On February 23 the two hundred or so local militia at Fishguard under colonel Knox, re-enforced by an influx of angry civilian volunteers armed with scythes, pitch forks, pikes, and other odd implements, began a retreat from the port after realizing that they were facing a much larger force.  But they encountered Lord Cawdor’s hastily assembled force and turned around to join his march to meet the enemy.
As they advanced, Tate’s forces began to fall apart.  Conscripts discovered a warehouse of Portuguese wine and began drinking heavily.  Many, especially impressed English prisoners of war, simply deserted.  Most of the rest were soon drunk and or sick in farm houses scattered about.

Enshrined on the Fishgaurd Tapestry farm wife Jemima Nicholas single handedly captured a dozen drunk French conscripts in their shabby uniforms and became a legend along with her traditional Welsh dress and high black hat.
One local farm wife, Jemima Nicholas, armed only with a pitchfork rounded up 12 of the drunken conscripts and locked them in St.

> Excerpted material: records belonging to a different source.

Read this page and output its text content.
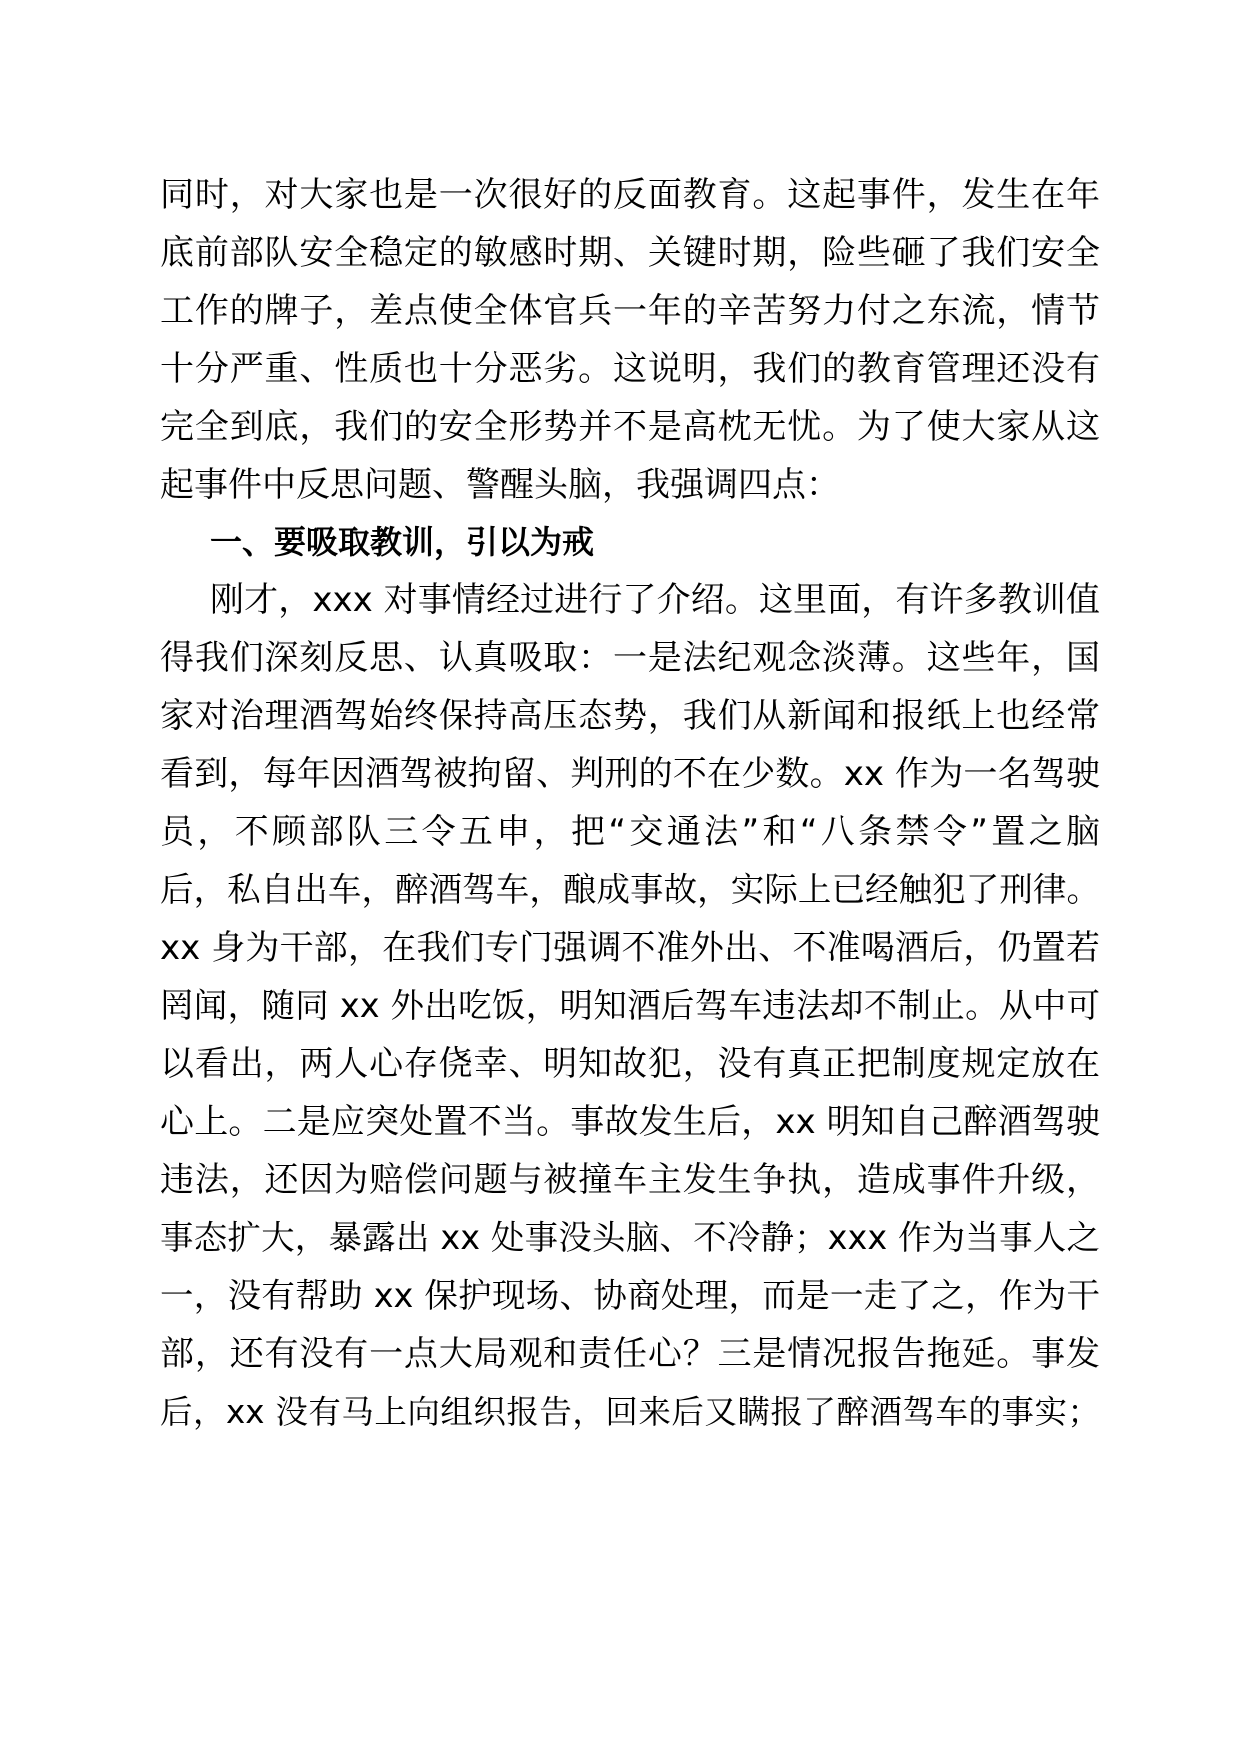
同时，对大家也是一次很好的反面教育。这起事件，发生在年
底前部队安全稳定的敏感时期、关键时期，险些砸了我们安全
工作的牌子，差点使全体官兵一年的辛苦努力付之东流，情节
十分严重、性质也十分恶劣。这说明，我们的教育管理还没有
完全到底，我们的安全形势并不是高枕无忧。为了使大家从这
起事件中反思问题、警醒头脑，我强调四点：
一、要吸取教训，引以为戒
刚才，xxx 对事情经过进行了介绍。这里面，有许多教训值
得我们深刻反思、认真吸取：一是法纪观念淡薄。这些年，国
家对治理酒驾始终保持高压态势，我们从新闻和报纸上也经常
看到，每年因酒驾被拘留、判刑的不在少数。xx 作为一名驾驶
员，不顾部队三令五申，把“交通法”和“八条禁令”置之脑
后，私自出车，醉酒驾车，酿成事故，实际上已经触犯了刑律。
xx 身为干部，在我们专门强调不准外出、不准喝酒后，仍置若
罔闻，随同 xx 外出吃饭，明知酒后驾车违法却不制止。从中可
以看出，两人心存侥幸、明知故犯，没有真正把制度规定放在
心上。二是应突处置不当。事故发生后，xx 明知自己醉酒驾驶
违法，还因为赔偿问题与被撞车主发生争执，造成事件升级，
事态扩大，暴露出 xx 处事没头脑、不冷静；xxx 作为当事人之
一，没有帮助 xx 保护现场、协商处理，而是一走了之，作为干
部，还有没有一点大局观和责任心？三是情况报告拖延。事发
后，xx 没有马上向组织报告，回来后又瞒报了醉酒驾车的事实；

Mary’s Church in the town.
That evening Cawdor and 600 men advanced from Fishguard on the French strong points but turned back fearing ambush.  But Tate’s men saw the size of the well-armed forces against them, including artillery.  Knowing that the fleet had already abandoned them, his officers began to council surrender.
The morning of the 24 two French officers entered Cawdor’s camp under a white flag to attempt to negotiate an honorable surrender with safety guaranteed Irish officers.  Cawdor refused the terms and set a 10 am deadline for unconditional surrender or he would attack.  Part of that was bluff.  Cawdor still believed he was outnumbered and planned to await further reinforcements before an all-out assault. 

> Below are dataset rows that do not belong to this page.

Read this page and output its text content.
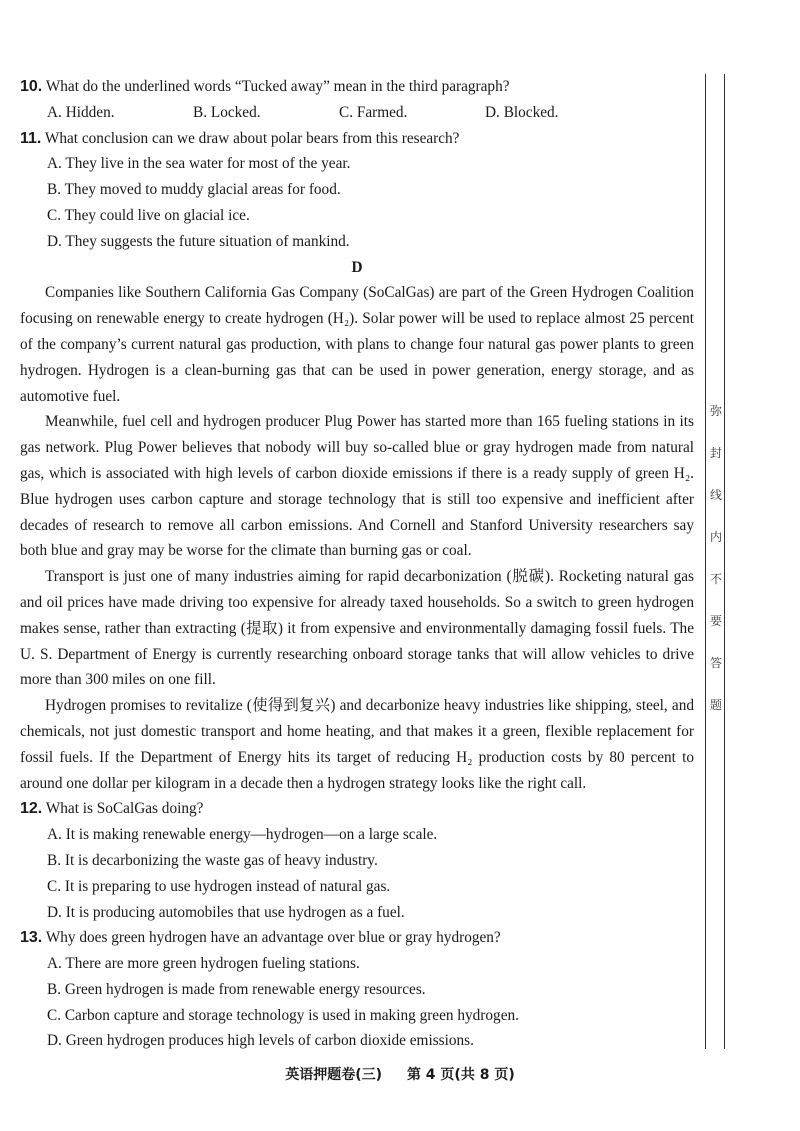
10. What do the underlined words “Tucked away” mean in the third paragraph?

A. Hidden.	B. Locked.	C. Farmed.	D. Blocked.

11. What conclusion can we draw about polar bears from this research?

A. They live in the sea water for most of the year.

B. They moved to muddy glacial areas for food.

C. They could live on glacial ice.

D. They suggests the future situation of mankind.

D

Companies like Southern California Gas Company (SoCalGas) are part of the Green Hydrogen Coalition focusing on renewable energy to create hydrogen (H₂). Solar power will be used to replace almost 25 percent of the company’s current natural gas production, with plans to change four natural gas power plants to green hydrogen. Hydrogen is a clean-burning gas that can be used in power generation, energy storage, and as automotive fuel.

Meanwhile, fuel cell and hydrogen producer Plug Power has started more than 165 fueling stations in its gas network. Plug Power believes that nobody will buy so-called blue or gray hydrogen made from natural gas, which is associated with high levels of carbon dioxide emissions if there is a ready supply of green H₂. Blue hydrogen uses carbon capture and storage technology that is still too expensive and inefficient after decades of research to remove all carbon emissions. And Cornell and Stanford University researchers say both blue and gray may be worse for the climate than burning gas or coal.

Transport is just one of many industries aiming for rapid decarbonization (脱碳). Rocketing natural gas and oil prices have made driving too expensive for already taxed households. So a switch to green hydrogen makes sense, rather than extracting (提取) it from expensive and environmentally damaging fossil fuels. The U. S. Department of Energy is currently researching onboard storage tanks that will allow vehicles to drive more than 300 miles on one fill.

Hydrogen promises to revitalize (使得到复兴) and decarbonize heavy industries like shipping, steel, and chemicals, not just domestic transport and home heating, and that makes it a green, flexible replacement for fossil fuels. If the Department of Energy hits its target of reducing H₂ production costs by 80 percent to around one dollar per kilogram in a decade then a hydrogen strategy looks like the right call.

12. What is SoCalGas doing?

A. It is making renewable energy—hydrogen—on a large scale.

B. It is decarbonizing the waste gas of heavy industry.

C. It is preparing to use hydrogen instead of natural gas.

D. It is producing automobiles that use hydrogen as a fuel.

13. Why does green hydrogen have an advantage over blue or gray hydrogen?

A. There are more green hydrogen fueling stations.

B. Green hydrogen is made from renewable energy resources.

C. Carbon capture and storage technology is used in making green hydrogen.

D. Green hydrogen produces high levels of carbon dioxide emissions.

弥
封
线
内
不
要
答
题
英语押题卷(三) 第 4 页(共 8 页)
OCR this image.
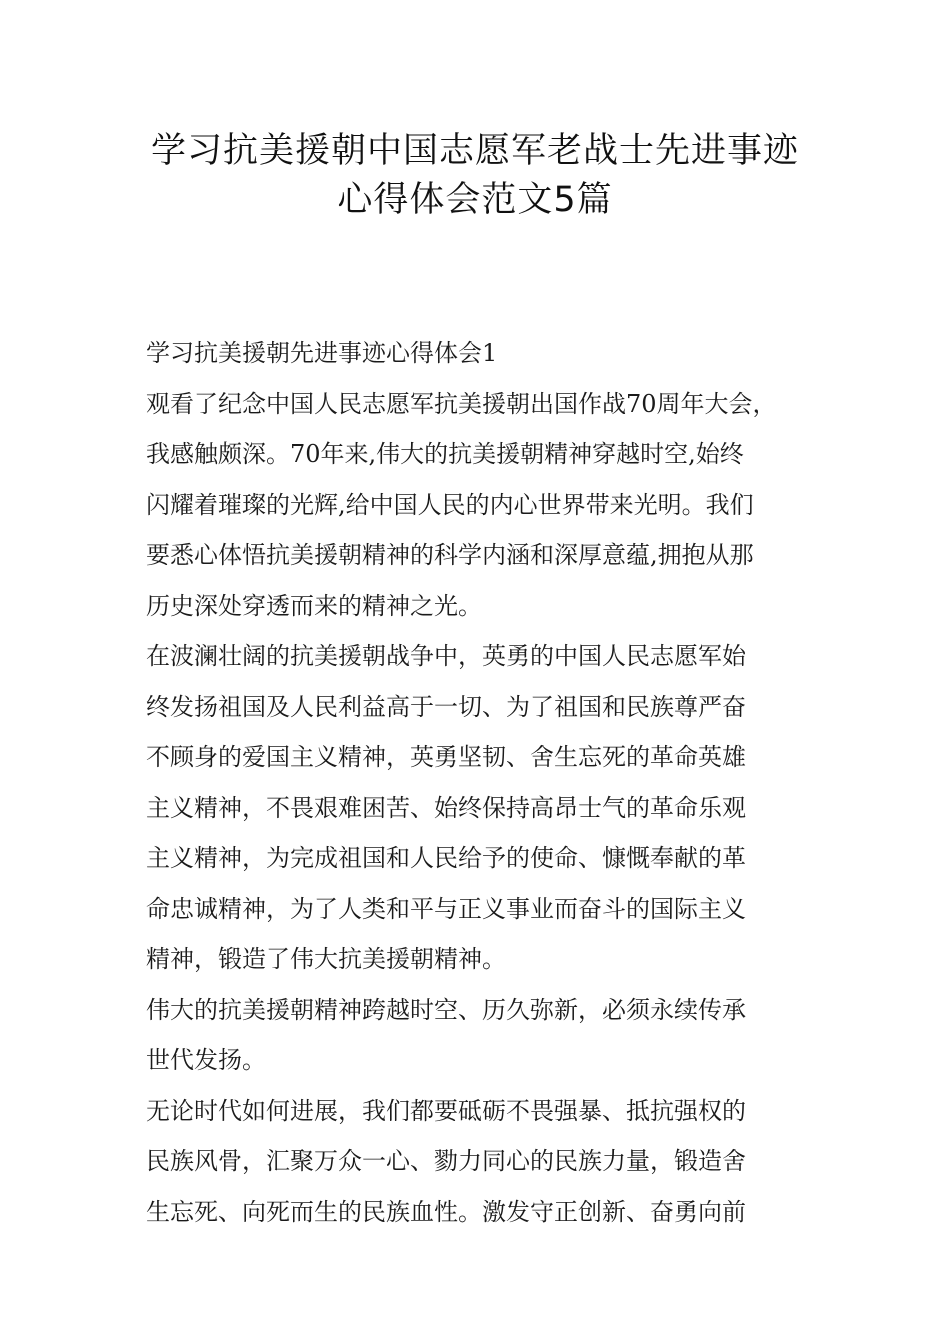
学习抗美援朝中国志愿军老战士先进事迹
心得体会范文5篇

学习抗美援朝先进事迹心得体会1

观看了纪念中国人民志愿军抗美援朝出国作战70周年大会，
我感触颇深。70年来,伟大的抗美援朝精神穿越时空,始终
闪耀着璀璨的光辉,给中国人民的内心世界带来光明。我们
要悉心体悟抗美援朝精神的科学内涵和深厚意蕴,拥抱从那
历史深处穿透而来的精神之光。

在波澜壮阔的抗美援朝战争中，英勇的中国人民志愿军始
终发扬祖国及人民利益高于一切、为了祖国和民族尊严奋
不顾身的爱国主义精神，英勇坚韧、舍生忘死的革命英雄
主义精神，不畏艰难困苦、始终保持高昂士气的革命乐观
主义精神，为完成祖国和人民给予的使命、慷慨奉献的革
命忠诚精神，为了人类和平与正义事业而奋斗的国际主义
精神，锻造了伟大抗美援朝精神。

伟大的抗美援朝精神跨越时空、历久弥新，必须永续传承
世代发扬。

无论时代如何进展，我们都要砥砺不畏强暴、抵抗强权的
民族风骨，汇聚万众一心、勠力同心的民族力量，锻造舍
生忘死、向死而生的民族血性。激发守正创新、奋勇向前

The Pembroke Yeomanry and and other British toops form on the sands to accept the formal French surrender on February 24.

The deadline passed, but Tate realized his position was hopeless and announced his unconditional surrender at 2 pm.  Tate and his men were taken prisoner, although rounding up all the deserters and stragglers took time.  Eventually Tate and most of the others were paroled and returned to France.  Some of the conscripts simply agreed to switch uniforms, some for the second time.

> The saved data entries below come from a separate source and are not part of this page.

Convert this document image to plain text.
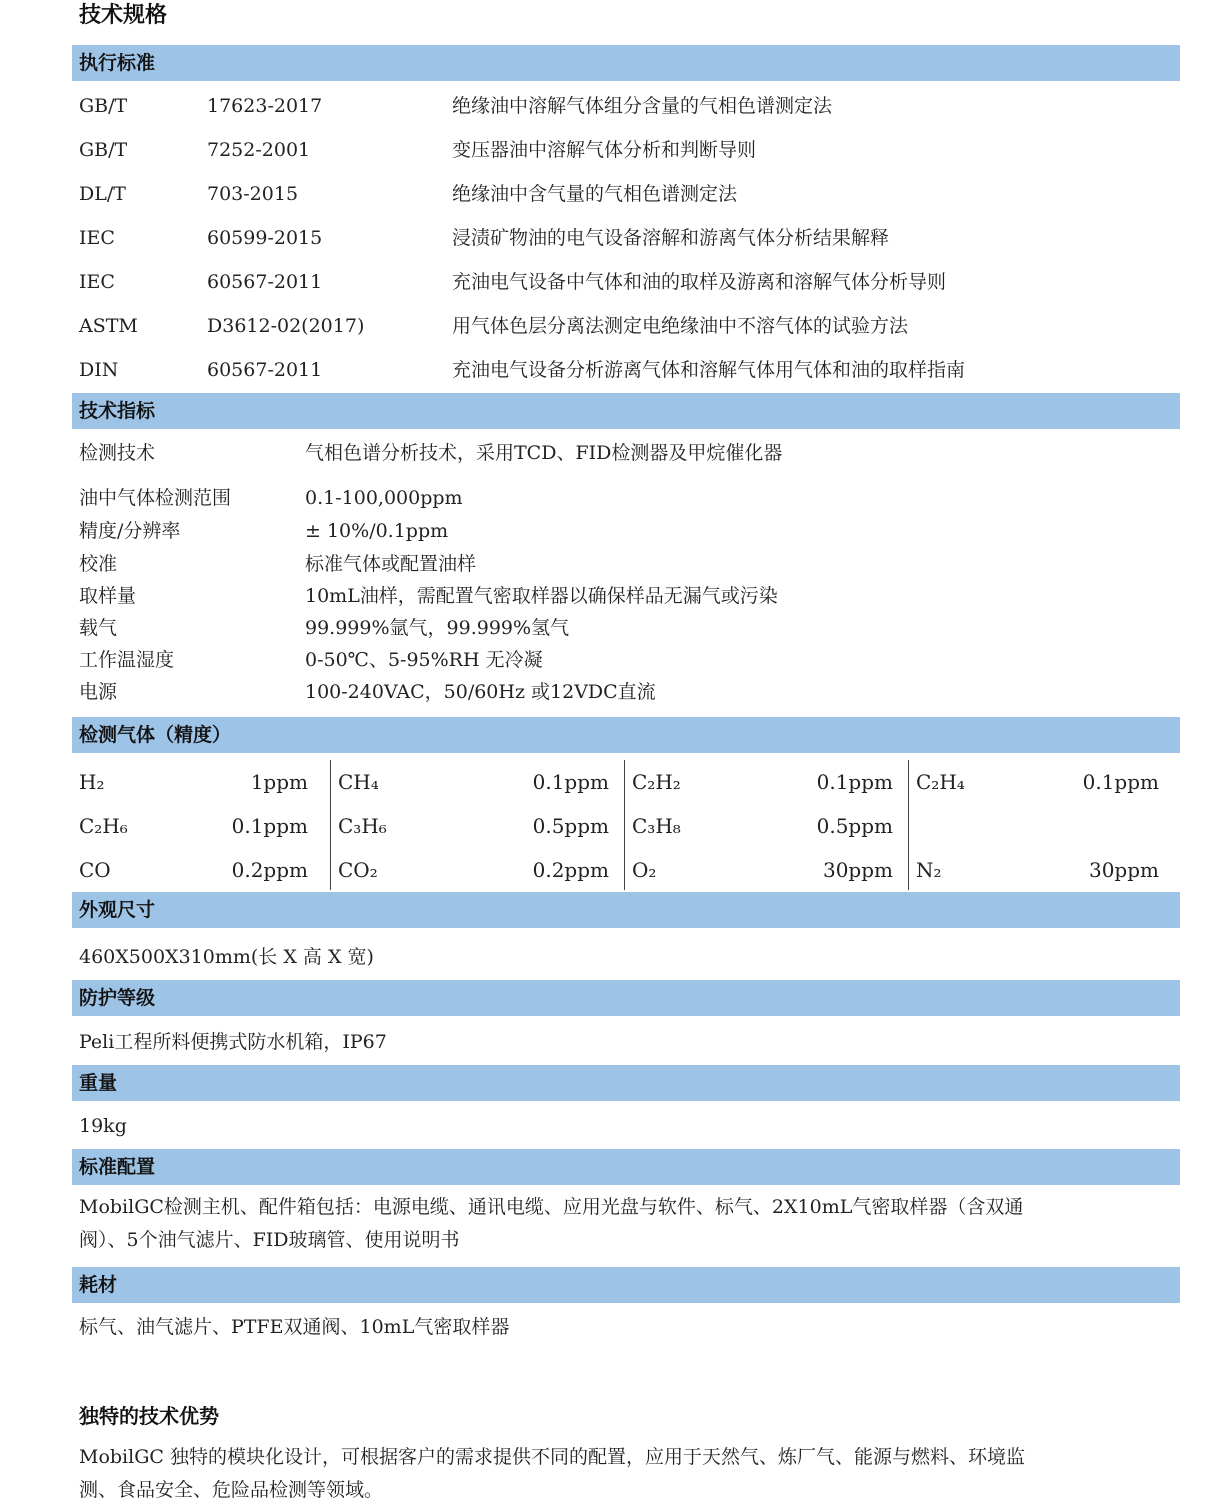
技术规格
执行标准
GB/T	17623-2017	绝缘油中溶解气体组分含量的气相色谱测定法
GB/T	7252-2001	变压器油中溶解气体分析和判断导则
DL/T	703-2015	绝缘油中含气量的气相色谱测定法
IEC	60599-2015	浸渍矿物油的电气设备溶解和游离气体分析结果解释
IEC	60567-2011	充油电气设备中气体和油的取样及游离和溶解气体分析导则
ASTM	D3612-02(2017)	用气体色层分离法测定电绝缘油中不溶气体的试验方法
DIN	60567-2011	充油电气设备分析游离气体和溶解气体用气体和油的取样指南
技术指标
检测技术	气相色谱分析技术，采用TCD、FID检测器及甲烷催化器
油中气体检测范围	0.1-100,000ppm
精度/分辨率	± 10%/0.1ppm
校准	标准气体或配置油样
取样量	10mL油样，需配置气密取样器以确保样品无漏气或污染
载气	99.999%氩气，99.999%氢气
工作温湿度	0-50℃、5-95%RH 无冷凝
电源	100-240VAC，50/60Hz 或12VDC直流
检测气体（精度）
H₂	1ppm CH₄	0.1ppm C₂H₂	0.1ppm C₂H₄	0.1ppm
C₂H₆	0.1ppm C₃H₆	0.5ppm C₃H₈	0.5ppm
CO	0.2ppm CO₂	0.2ppm O₂	30ppm N₂	30ppm
外观尺寸
460X500X310mm(长 X 高 X 宽)
防护等级
Peli工程所料便携式防水机箱，IP67
重量
19kg
标准配置
MobilGC检测主机、配件箱包括：电源电缆、通讯电缆、应用光盘与软件、标气、2X10mL气密取样器（含双通
阀）、5个油气滤片、FID玻璃管、使用说明书
耗材
标气、油气滤片、PTFE双通阀、10mL气密取样器
独特的技术优势
MobilGC 独特的模块化设计，可根据客户的需求提供不同的配置，应用于天然气、炼厂气、能源与燃料、环境监
测、食品安全、危险品检测等领域。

But the disaster was not over for the French.  On March 9 La Resistance, which had been crippled by the adverse weather in the Irish Sea and La Constance were captured after a short but bloody engagement with HMS St Fiorenzo and HMS Nymphe.  Both were re-fitted and commissioned in the Royal Navy.  Commodore Castagnier on board La Vengeance managed to escape to France.

This tinted British print compared the damage to the French fleets to the destruction of the Spanish Armada more than 200 years before.  Perfect war time propaganda.
As for Wolfe Tone, well he pressed for another invasion.  His ardent supporter Hoche died of tuberculosis and he found ascending French authorities, including Napoléon Bonaparte less enamored of his Irish schemes.  But when open rebellion broke out in Ireland and with Napoléon off on his Egyptian adventure, he persuaded the government to back a second expedition.
This time a force under General Humbert succeeded in landing near Killala, County Mayo and marching through the countryside gathering United Irishmen with “their pikes upon their shoulders” before it was smashed.  A second force broke up again in the raging seas, and the third, accompanied by Tone himself was intercepted by the Royal Navy.  Tone was taken prisoner.  He died of wounds of a botched suicide attempt after several days, but in time to cheat the hangman.
The pitiful and fruitless so-called Battle of Fishguard is now remembered as the last invasion of Great Britain. 
The Guidon of the Pembroke Yeomanry commemorates their famous victory.
In 1853 the Pembroke Yeomanry was awarded the battle honorFishguard” to be attached as a ribbon to their colors. It is the only regiment in the British Army, regular or territorial, that bears a battle honor for an engagement on the British mainland and the first battle honor awarded to a volunteer unit.